Die Arkebuse war eine im Spätmittelalter erfundene Handfeuerwaffe mit langem Lauf.
Der Name Arkebuse (Arke=Haken, Buse=Büchse) oder Hakenbüchse leitet sich von dem Haken ab, der am Rohr angebracht war. Wenn die Waffe aufgelegt wurde, fing der Haken den starken Rückstoß ab.
Arkebusen waren großkalibrige Waffen mit bis zu 2 cm Rohrdurchmesser. Ihr Gewicht konnte über 10 kg betragen. Auch wenn die Reichweite einige hundert Meter betrug, war die Treffgenauigkeit über solche Entfernungen recht gering, da die Läufe keinen Zug besaßen, der dem Geschoss einen richtungsstabilisierenden Drall gegeben hätte. Die meisten Arkebusen wogen deutlich weniger als Musketen und konnten deshalb ohne Stützgabel bedient werden, sodass im Verlauf des 16. Jahrhunderts auch in der Reiterei Arkebusen verwendet wurden.

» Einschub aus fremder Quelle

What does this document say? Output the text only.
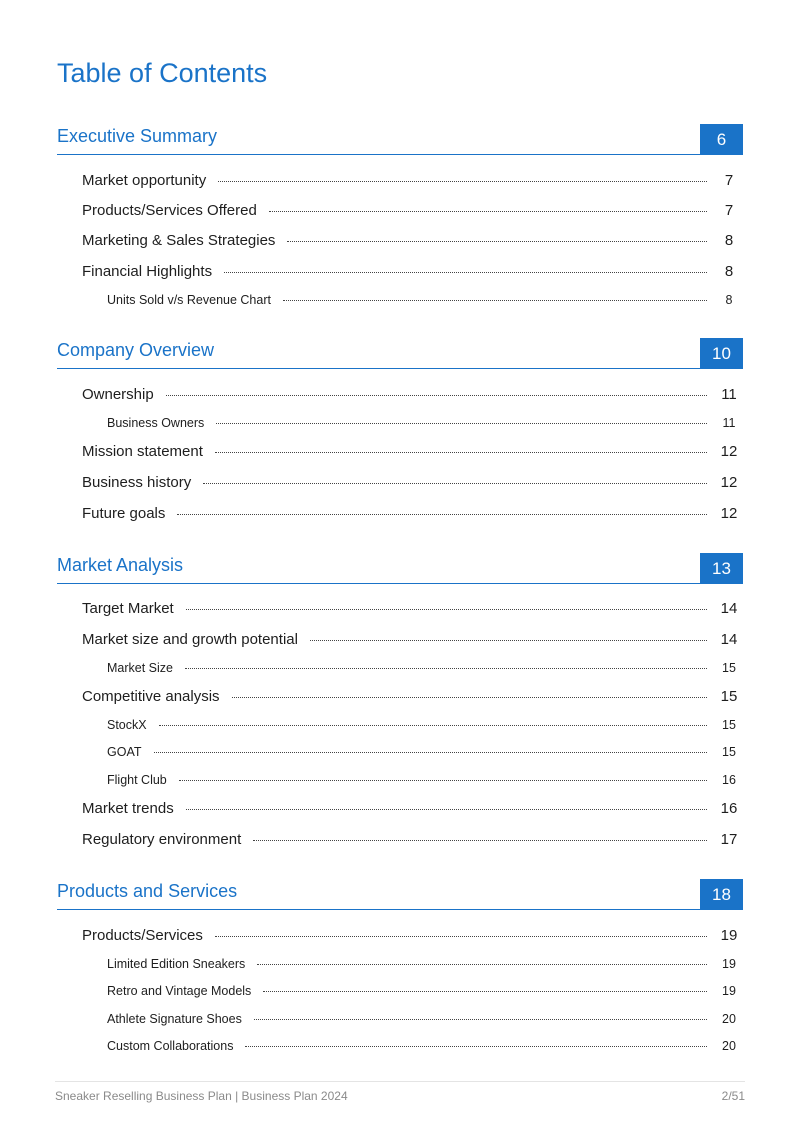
Table of Contents
Executive Summary	6
Market opportunity	7
Products/Services Offered	7
Marketing & Sales Strategies	8
Financial Highlights	8
Units Sold v/s Revenue Chart	8
Company Overview	10
Ownership	11
Business Owners	11
Mission statement	12
Business history	12
Future goals	12
Market Analysis	13
Target Market	14
Market size and growth potential	14
Market Size	15
Competitive analysis	15
StockX	15
GOAT	15
Flight Club	16
Market trends	16
Regulatory environment	17
Products and Services	18
Products/Services	19
Limited Edition Sneakers	19
Retro and Vintage Models	19
Athlete Signature Shoes	20
Custom Collaborations	20
Sneaker Reselling Business Plan | Business Plan 2024	2/51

Daraus entstand die Truppengattung der Arkebusierreiter.
Die Arkebuse war im späten 15. Jahrhundert in Spanien erfunden worden und war im 16. Jahrhundert in vielen Heeren verbreitet. Insbesondere während der Schlacht bei Pavia im Jahre 1525 stellten die Arkebusiere die Schlagkraft ihrer Feuerwaffen unter Beweis. 1575 entschieden 3000 Arkebusenschützen in Japan die Schlacht von Nagashino gegen Kavallerieangriffe der gegnerischen Samurai für Oda Nobunaga. Danach wurden diese Feuerwaffen bis zum Boshin-Krieg seitens der Samurai als unehrenhaft geächtet. Im späten 16. Jahrhundert verdrängte die Muskete mit ihrer größeren Feuerkraft allmählich die Arkebuse als Infanteriewaffe.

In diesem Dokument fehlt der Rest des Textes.